Breach Notification , Governance & Risk Management , Leadership & Executive Communication
After the Sullivan Verdict: A CISO's Guide to Avoiding Jail
Guilty Verdict for Breach Cover-Up a Reminder to Maintain Playbooks, Legal CoverShould CISOs be running scared in the wake of the Joe Sullivan verdict?
See Also: Effective Communication Is Key to Successful Cybersecurity
Numerous legal and security experts say the answer to that question is a resounding "no."
True, a federal jury this month found the former Uber CSO guilty of a criminal data breach cover-up over a security incident resulting in the exposure of records for approximately 57 million of the ride-hailing service's users and 600,000 driver's license numbers.
But the case against Sullivan hinges on circumstances other security professionals seem unlikely to ever face. In part, Sullivan had been designated by Uber to be the corporate officer who would provide sworn testimony to the Federal Trade Commission while it probed the ride-hailing platform's security practices and procedures. Because he didn't inform the FTC about a new security incident, a jury found him guilty of obstructing the investigation.
"There are a lot of unique facts here" that makes this case "more of an outlier," says Imran Ahmad, partner and head of technology at law firm Norton Rose Fulbright. "From my perspective, I'm not sure there's a ton that can be applied across all organizations - a blanket approach to it in terms of how the courts are looking at these issues."
Develop Playbooks
Security experts say one clear takeaway from the case is the need to proactively develop and maintain well-defined incident response playbooks. These will detail not just an organization's technical response but also coordination with business operations and processes, including crisis management and legal input.
Such playbooks help ensure that parts of the organization responding to an incident - not just security teams, but also legal - have a written set of policies and procedures for what to do and when, including who to notify and alert along with which types of information they need to provide.
No playbook could have predicted the precise set of circumstances Sullivan and Uber faced, given the nuances of the FTC investigation. With that in mind, Ahmad says incident response playbooks must also feature a top-down mission statement to guide the response. He recommends they advocate for erring on the side of transparency when dealing with stakeholders, be they "board members, shareholders, employees, customers or regulators."
Having to inform someone about a breach can be painful, and a business won't always decide that it must do so. "But generally speaking, you will get some brownie points by disclosing, even if it hurts short-term," he says. "Longer-term, you're probably going to be better off."
Security Incidents Are Chaotic
As anyone who has worked a security incident knows, responding to an incident is often a chaotic, stressful endeavor that involves sleep deprivation.
"One of the problems is that in any incident response, there's going to be miscommunications, there's going to be incomplete communications, there's going to be a failure to communicate. There'll be you told somebody one thing and didn't tell somebody else something else," said cybersecurity legal expert Mark Rasch, who's of counsel to Kohrman Jackson & Krantz LLP, in an interview about the Sullivan verdict with cybersecurity analyst Richard Stiennon.

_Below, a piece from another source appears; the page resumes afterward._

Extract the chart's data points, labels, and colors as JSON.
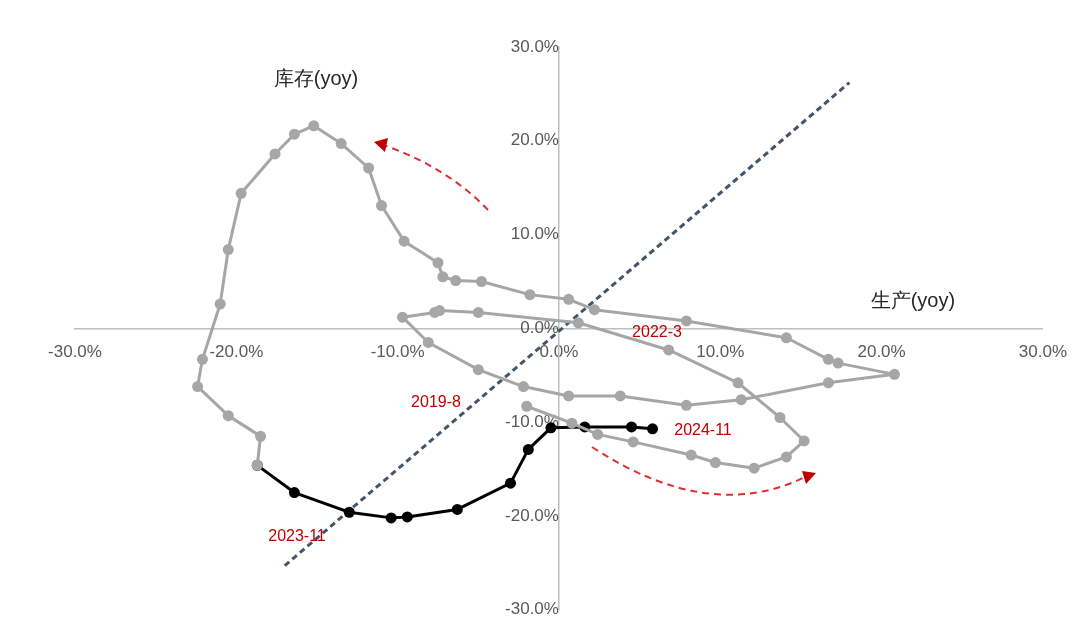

Rasch says that as an attorney, he has two rules. "Rule number one is: The lawyer doesn't go to jail. Rule number two is: The client doesn't go to jail, unless this conflicts with rule number one."
Security professionals, he says, should have a similar mindset, and "get cover" from the legal team for their course of action. "So as a CISO, your first rule is: The CISO doesn't go to jail. But that's also difficult, because a lot of these questions - about 'Is this legal? Is it not legal?' - are vague and murky," he says.
One strategy for CISOs is to build consensus by communicating what's happening to other relevant parts of the organization and trying to get executives to understand the situation as best they can. "Keep everyone informed and do it in writing, and possibly do it in writing in privileged communications. Understand who makes the ultimate decision," Rasch says.
In the wake of the Sullivan verdict, "in the short term, what's going to happen is CISOs are going to dump everything on the general counsel," over fears that what they do won't just get them fired - which comes with the job - but potentially incarcerated, Rasch says.
If a CISO attempts to keep everyone informed but gets advice they disagree with - for example, if the general counsel doesn't think a security incident is a notifiable breach, but the CISO does - they have other options. They can quit, for example, or potentially turn whistleblower.
To repeat Rasch's guiding principle: "Your first rule is: The CISO doesn't go to jail."